Que tinhas falado a teu pai – dizias – no desejo de te unires a mim. Teu pai havia-te falado asperamente, terminando por concluir: «Com essa mulher não, nunca o consentirei. Uma peralvilha qualquer que apenas tem de seu um «monteco» metido numa herdade que mais parece uma courela e um pouco de educação que recebeu.

Tens a tua prima da Murtosa que não é má rapariga e que / 207 / além disso possui uma fortuna fabulosa. Com essa sim, com essa é que deves casar e se não casares... Fica sabendo que as terras e os gados que por aí existem em meu nome vai tudo para tua irmã».

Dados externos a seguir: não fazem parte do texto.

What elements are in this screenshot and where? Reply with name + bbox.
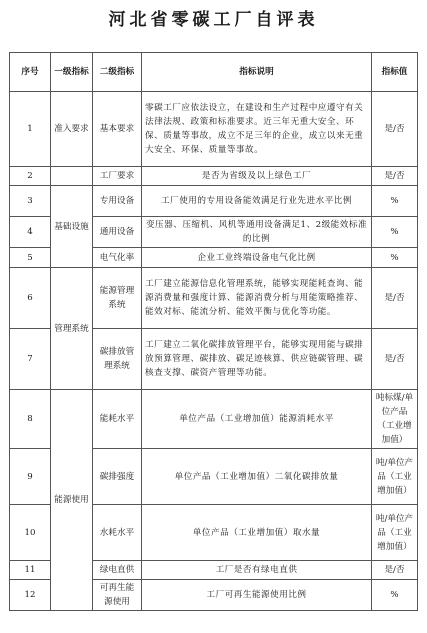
header-level1: 一级指标	[51, 53, 93, 92]
indicator-value: 吨/单位产品（工业增加值）	[372, 449, 418, 505]
indicator-value: %	[372, 580, 418, 611]
indicator-description: 工厂是否有绿电直供	[142, 561, 372, 580]
table-row	[10, 186, 418, 217]
header-level2: 二级指标	[93, 53, 142, 92]
row-number: 4	[10, 217, 51, 248]
row-number: 10	[10, 505, 51, 561]
row-number: 11	[10, 561, 51, 580]
indicator-value: 吨标煤/单位产品（工业增加值）	[372, 390, 418, 449]
row-number: 8	[10, 390, 51, 449]
indicator-value: 是/否	[372, 268, 418, 329]
indicator-description: 工厂建立能源信息化管理系统，能够实现能耗查询、能源消费量和强度计算、能源消费分析与用能策略推荐、能效对标、能流分析、能效平衡与优化等功能。	[142, 268, 372, 329]
level1-indicator: 管理系统	[51, 268, 93, 390]
table-row	[10, 390, 418, 449]
table-row	[10, 92, 418, 167]
level2-indicator: 能耗水平	[93, 390, 142, 449]
level2-indicator: 可再生能源使用	[93, 580, 142, 611]
level1-indicator: 准入要求	[51, 92, 93, 167]
table-header-row	[10, 53, 418, 92]
level2-indicator: 碳排强度	[93, 449, 142, 505]
indicator-description: 是否为省级及以上绿色工厂	[142, 167, 372, 186]
indicator-description: 工厂使用的专用设备能效满足行业先进水平比例	[142, 186, 372, 217]
row-number: 9	[10, 449, 51, 505]
indicator-description: 零碳工厂应依法设立，在建设和生产过程中应遵守有关法律法规、政策和标准要求。近三年无重大安全、环保、质量等事故，成立不足三年的企业，成立以来无重大安全、环保、质量等事故。	[142, 92, 372, 167]
level2-indicator: 专用设备	[93, 186, 142, 217]
table-row	[10, 268, 418, 329]
page-title: 河北省零碳工厂自评表	[108, 10, 319, 30]
level2-indicator: 工厂要求	[93, 167, 142, 186]
level2-indicator: 绿电直供	[93, 561, 142, 580]
level1-indicator: 基础设施	[51, 186, 93, 268]
row-number: 2	[10, 167, 51, 186]
indicator-description: 企业工业终端设备电气化比例	[142, 248, 372, 268]
row-number: 3	[10, 186, 51, 217]
level2-indicator: 水耗水平	[93, 505, 142, 561]
indicator-value: 是/否	[372, 329, 418, 390]
indicator-description: 单位产品（工业增加值）二氧化碳排放量	[142, 449, 372, 505]
indicator-value: 吨/单位产品（工业增加值）	[372, 505, 418, 561]
indicator-value: %	[372, 186, 418, 217]
row-number: 1	[10, 92, 51, 167]
indicator-value: %	[372, 248, 418, 268]
level2-indicator: 基本要求	[93, 92, 142, 167]
self-evaluation-table	[9, 52, 418, 611]
level1-indicator: 能源使用	[51, 390, 93, 611]
indicator-description: 单位产品（工业增加值）取水量	[142, 505, 372, 561]
indicator-value: %	[372, 217, 418, 248]
indicator-description: 变压器、压缩机、风机等通用设备满足1、2级能效标准的比例	[142, 217, 372, 248]
level1-indicator	[51, 167, 93, 186]
level2-indicator: 能源管理系统	[93, 268, 142, 329]
indicator-description: 工厂建立二氧化碳排放管理平台，能够实现用能与碳排放预算管理、碳排放、碳足迹核算、供应链碳管理、碳核查支撑、碳资产管理等功能。	[142, 329, 372, 390]
level2-indicator: 通用设备	[93, 217, 142, 248]
row-number: 12	[10, 580, 51, 611]
level2-indicator: 碳排放管理系统	[93, 329, 142, 390]
header-no: 序号	[10, 53, 51, 92]
indicator-description: 工厂可再生能源使用比例	[142, 580, 372, 611]
table-row	[10, 167, 418, 186]
indicator-value: 是/否	[372, 92, 418, 167]
row-number: 6	[10, 268, 51, 329]
header-description: 指标说明	[142, 53, 372, 92]
header-value: 指标值	[372, 53, 418, 92]
row-number: 5	[10, 248, 51, 268]
row-number: 7	[10, 329, 51, 390]
indicator-value: 是/否	[372, 561, 418, 580]
indicator-value: 是/否	[372, 167, 418, 186]
indicator-description: 单位产品（工业增加值）能源消耗水平	[142, 390, 372, 449]
level2-indicator: 电气化率	[93, 248, 142, 268]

. . . . . . . . . . . . . . . . . . . . . . . . . . . . . . . . . . . . . . . . . . . . . . . .

Naquela manhã de sol muito vivo, com gaivotas a depenicar as imundícies balouçantes nas águas turvas do Tejo, nós metidos no vapor para o Barreiro, levávamos nas algibeiras um bilhete de 2.ª classe para Setúbal.

Lembras-te? Foste-me esperar à porta da Universidade e falaste-me mais uma vez, no desejo do matrimónio.

Eu escutava-te embevecida.

Falaste-me em ser independente, trabalhares, construir o nosso ninho, com sacrifício embora, sem estar enfim à mercê de teus pais que odiavam o nosso projectado enlace.

Eu bebia sofregamente as tuas palavras, acreditava cegamente nos projectos.

Abandonei estudos, planos de doutoramento, um lugar apetecido na sociedade e segui presa ao teu coração orgulhosa da tua autoridade moral.

Passaram meses e eu tenho sido sempre a companheira dedicada na luta pela vida, o incentivo que precisas para poderes vencer as tuas horas más, a camarada que te tem ajudado a construir o futuro.

Agora aqui estou, rogando-te, suplicando-te pela nossa felicidade, que me digas as causas da tua amargura, a amargura, a amargura que tanto te atormenta. Carlos VaI de Rio voltou-se serenamente, olhou-a de frente com os olhos velados de sofrimento e proferiu:

– É que hoje recebi um telegrama noticiando-me a morte dum homem!

E num murmúrio fundo concluiu: – Morreu meu pai!